张鑫将水杯放下,不紧不慢的说:“谁让你这么古板呢,只是运点感冒药罢了,又不犯法,你非得千方百计的拦着。”
路遥脸上闪过一丝了然之色,道:“张鑫你这垃圾,狗改不了吃屎。将感冒药运到国外提炼毒品……咳咳……”
张鑫理了下领带,笑道:“你别血口喷人啊,我可是国际知名企业家。这次回国,‘省招商引资局’还打电话欢迎我呢~”
路遥叹了口气,现在的自己什么都做不了,索性闭上眼睛不再说话,安静等待死亡的到来。
但张鑫却不想让眼前饱受病痛折磨、即将离世的表兄走好。他附身靠近,悄悄说道:琇書蛧
“表哥啊~其实呢,我这次回国主要就是见你一面,告诉你一声——你的癌,是我弄出来的~”
路遥陡然挣开眼,“你说什么!”
张鑫笑眯眯的掏出个铅盒打开,里面是件古怪的三角形饰物,仅有巴掌大小,中间是只眼睛似的图案,一看就很有年代感。
“眼熟吧?这是我亲手送你的,货真价实的古董。我在里面掺了点放射性物质,长期接触就会变成你现在这副鬼样子。”
路遥马上认出来,这是自己很喜欢的一件古物,天天摆在书桌上,时不时的把玩,没想到却是要人命的东西!

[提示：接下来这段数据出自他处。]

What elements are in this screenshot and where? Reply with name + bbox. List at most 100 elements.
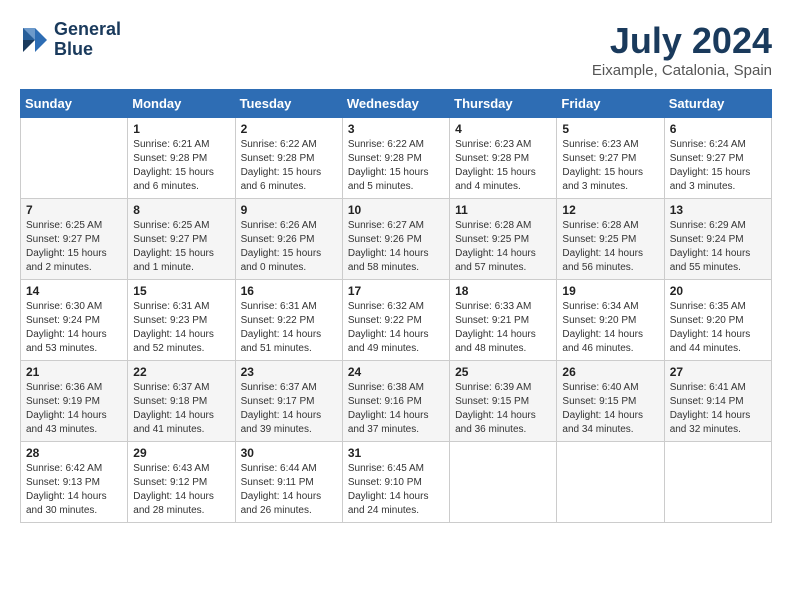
cell-content: Sunrise: 6:25 AM Sunset: 9:27 PM Dayligh… xyxy=(26,219,122,275)
weekday-header-thursday: Thursday xyxy=(450,90,557,118)
calendar-cell: 30 Sunrise: 6:44 AM Sunset: 9:11 PM Dayli… xyxy=(235,442,342,523)
day-number: 10 xyxy=(348,203,444,217)
day-number: 6 xyxy=(670,122,766,136)
cell-content: Sunrise: 6:32 AM Sunset: 9:22 PM Dayligh… xyxy=(348,300,444,356)
day-number: 9 xyxy=(241,203,337,217)
day-number: 25 xyxy=(455,365,551,379)
calendar-cell xyxy=(557,442,664,523)
weekday-header-sunday: Sunday xyxy=(21,90,128,118)
calendar-cell: 6 Sunrise: 6:24 AM Sunset: 9:27 PM Daylig… xyxy=(664,118,771,199)
day-number: 18 xyxy=(455,284,551,298)
cell-content: Sunrise: 6:30 AM Sunset: 9:24 PM Dayligh… xyxy=(26,300,122,356)
calendar-cell: 13 Sunrise: 6:29 AM Sunset: 9:24 PM Dayli… xyxy=(664,199,771,280)
day-number: 30 xyxy=(241,446,337,460)
calendar-cell: 22 Sunrise: 6:37 AM Sunset: 9:18 PM Dayli… xyxy=(128,361,235,442)
cell-content: Sunrise: 6:28 AM Sunset: 9:25 PM Dayligh… xyxy=(455,219,551,275)
day-number: 29 xyxy=(133,446,229,460)
calendar-cell xyxy=(21,118,128,199)
cell-content: Sunrise: 6:41 AM Sunset: 9:14 PM Dayligh… xyxy=(670,381,766,437)
week-row-4: 21 Sunrise: 6:36 AM Sunset: 9:19 PM Dayli… xyxy=(21,361,772,442)
day-number: 1 xyxy=(133,122,229,136)
cell-content: Sunrise: 6:45 AM Sunset: 9:10 PM Dayligh… xyxy=(348,462,444,518)
cell-content: Sunrise: 6:23 AM Sunset: 9:27 PM Dayligh… xyxy=(562,138,658,194)
day-number: 11 xyxy=(455,203,551,217)
calendar-cell: 21 Sunrise: 6:36 AM Sunset: 9:19 PM Dayli… xyxy=(21,361,128,442)
cell-content: Sunrise: 6:36 AM Sunset: 9:19 PM Dayligh… xyxy=(26,381,122,437)
day-number: 21 xyxy=(26,365,122,379)
calendar-cell: 26 Sunrise: 6:40 AM Sunset: 9:15 PM Dayli… xyxy=(557,361,664,442)
day-number: 26 xyxy=(562,365,658,379)
cell-content: Sunrise: 6:37 AM Sunset: 9:17 PM Dayligh… xyxy=(241,381,337,437)
logo: General Blue xyxy=(20,20,121,60)
weekday-header-friday: Friday xyxy=(557,90,664,118)
day-number: 31 xyxy=(348,446,444,460)
day-number: 16 xyxy=(241,284,337,298)
day-number: 2 xyxy=(241,122,337,136)
day-number: 27 xyxy=(670,365,766,379)
cell-content: Sunrise: 6:38 AM Sunset: 9:16 PM Dayligh… xyxy=(348,381,444,437)
calendar-cell: 24Sunrise: 6:38 AM Sunset: 9:16 PM Dayli… xyxy=(342,361,449,442)
location: Eixample, Catalonia, Spain xyxy=(592,62,772,79)
day-number: 8 xyxy=(133,203,229,217)
day-number: 28 xyxy=(26,446,122,460)
cell-content: Sunrise: 6:28 AM Sunset: 9:25 PM Dayligh… xyxy=(562,219,658,275)
day-number: 4 xyxy=(455,122,551,136)
calendar-cell: 12 Sunrise: 6:28 AM Sunset: 9:25 PM Dayli… xyxy=(557,199,664,280)
cell-content: Sunrise: 6:43 AM Sunset: 9:12 PM Dayligh… xyxy=(133,462,229,518)
calendar-cell: 15Sunrise: 6:31 AM Sunset: 9:23 PM Dayli… xyxy=(128,280,235,361)
cell-content: Sunrise: 6:34 AM Sunset: 9:20 PM Dayligh… xyxy=(562,300,658,356)
cell-content: Sunrise: 6:31 AM Sunset: 9:22 PM Dayligh… xyxy=(241,300,337,356)
calendar-cell: 17 Sunrise: 6:32 AM Sunset: 9:22 PM Dayli… xyxy=(342,280,449,361)
calendar-cell: 25 Sunrise: 6:39 AM Sunset: 9:15 PM Dayli… xyxy=(450,361,557,442)
day-number: 3 xyxy=(348,122,444,136)
cell-content: Sunrise: 6:37 AM Sunset: 9:18 PM Dayligh… xyxy=(133,381,229,437)
day-number: 5 xyxy=(562,122,658,136)
calendar-cell: 23 Sunrise: 6:37 AM Sunset: 9:17 PM Dayli… xyxy=(235,361,342,442)
cell-content: Sunrise: 6:23 AM Sunset: 9:28 PM Dayligh… xyxy=(455,138,551,194)
calendar-cell: 29 Sunrise: 6:43 AM Sunset: 9:12 PM Dayli… xyxy=(128,442,235,523)
cell-content: Sunrise: 6:39 AM Sunset: 9:15 PM Dayligh… xyxy=(455,381,551,437)
week-row-3: 14 Sunrise: 6:30 AM Sunset: 9:24 PM Dayli… xyxy=(21,280,772,361)
cell-content: Sunrise: 6:29 AM Sunset: 9:24 PM Dayligh… xyxy=(670,219,766,275)
weekday-header-monday: Monday xyxy=(128,90,235,118)
calendar-cell xyxy=(664,442,771,523)
day-number: 23 xyxy=(241,365,337,379)
calendar-cell: 2 Sunrise: 6:22 AM Sunset: 9:28 PM Daylig… xyxy=(235,118,342,199)
calendar-cell: 14 Sunrise: 6:30 AM Sunset: 9:24 PM Dayli… xyxy=(21,280,128,361)
day-number: 22 xyxy=(133,365,229,379)
weekday-header-tuesday: Tuesday xyxy=(235,90,342,118)
day-number: 20 xyxy=(670,284,766,298)
day-number: 14 xyxy=(26,284,122,298)
day-number: 12 xyxy=(562,203,658,217)
cell-content: Sunrise: 6:44 AM Sunset: 9:11 PM Dayligh… xyxy=(241,462,337,518)
calendar-cell: 4 Sunrise: 6:23 AM Sunset: 9:28 PM Daylig… xyxy=(450,118,557,199)
calendar-cell: 16 Sunrise: 6:31 AM Sunset: 9:22 PM Dayli… xyxy=(235,280,342,361)
cell-content: Sunrise: 6:24 AM Sunset: 9:27 PM Dayligh… xyxy=(670,138,766,194)
cell-content: Sunrise: 6:27 AM Sunset: 9:26 PM Dayligh… xyxy=(348,219,444,275)
cell-content: Sunrise: 6:40 AM Sunset: 9:15 PM Dayligh… xyxy=(562,381,658,437)
title-block: July 2024 Eixample, Catalonia, Spain xyxy=(592,20,772,79)
day-number: 13 xyxy=(670,203,766,217)
calendar-cell: 5 Sunrise: 6:23 AM Sunset: 9:27 PM Daylig… xyxy=(557,118,664,199)
day-number: 19 xyxy=(562,284,658,298)
page-header: General Blue July 2024 Eixample, Catalon… xyxy=(20,20,772,79)
calendar-cell: 1 Sunrise: 6:21 AM Sunset: 9:28 PM Daylig… xyxy=(128,118,235,199)
day-number: 17 xyxy=(348,284,444,298)
logo-icon xyxy=(20,25,50,55)
cell-content: Sunrise: 6:31 AM Sunset: 9:23 PM Dayligh… xyxy=(133,300,229,356)
day-number: 7 xyxy=(26,203,122,217)
calendar-cell: 11 Sunrise: 6:28 AM Sunset: 9:25 PM Dayli… xyxy=(450,199,557,280)
calendar-cell: 20Sunrise: 6:35 AM Sunset: 9:20 PM Dayli… xyxy=(664,280,771,361)
cell-content: Sunrise: 6:21 AM Sunset: 9:28 PM Dayligh… xyxy=(133,138,229,194)
cell-content: Sunrise: 6:26 AM Sunset: 9:26 PM Dayligh… xyxy=(241,219,337,275)
calendar-cell: 8 Sunrise: 6:25 AM Sunset: 9:27 PM Daylig… xyxy=(128,199,235,280)
calendar-cell: 31 Sunrise: 6:45 AM Sunset: 9:10 PM Dayli… xyxy=(342,442,449,523)
cell-content: Sunrise: 6:22 AM Sunset: 9:28 PM Dayligh… xyxy=(241,138,337,194)
weekday-header-saturday: Saturday xyxy=(664,90,771,118)
calendar-cell: 3Sunrise: 6:22 AM Sunset: 9:28 PM Daylig… xyxy=(342,118,449,199)
cell-content: Sunrise: 6:42 AM Sunset: 9:13 PM Dayligh… xyxy=(26,462,122,518)
calendar-cell: 7 Sunrise: 6:25 AM Sunset: 9:27 PM Daylig… xyxy=(21,199,128,280)
cell-content: Sunrise: 6:25 AM Sunset: 9:27 PM Dayligh… xyxy=(133,219,229,275)
week-row-1: 1 Sunrise: 6:21 AM Sunset: 9:28 PM Daylig… xyxy=(21,118,772,199)
weekday-header-wednesday: Wednesday xyxy=(342,90,449,118)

他伸出枯枝似的手臂,死死的抓住眼前人的胳膊!“你……”
“别激动~表哥,我西装很贵的。”张鑫轻松拿掉路遥的手,小心的捏起铅盒,将放射性饰物塞进他怀里。
“我赶飞机,得先走一步。你好好留着这个当做纪念吧,有机会再去你的坟头蹦迪~”
说完话,张鑫从容起身离开。临走前,还回头俏皮的眨眨眼。他原本就男生女相,此时的神态动作居然有些娇媚。
保镖很有眼力劲,赶紧打开病房门。同时用无线耳麦联络同事,提前发动汽车。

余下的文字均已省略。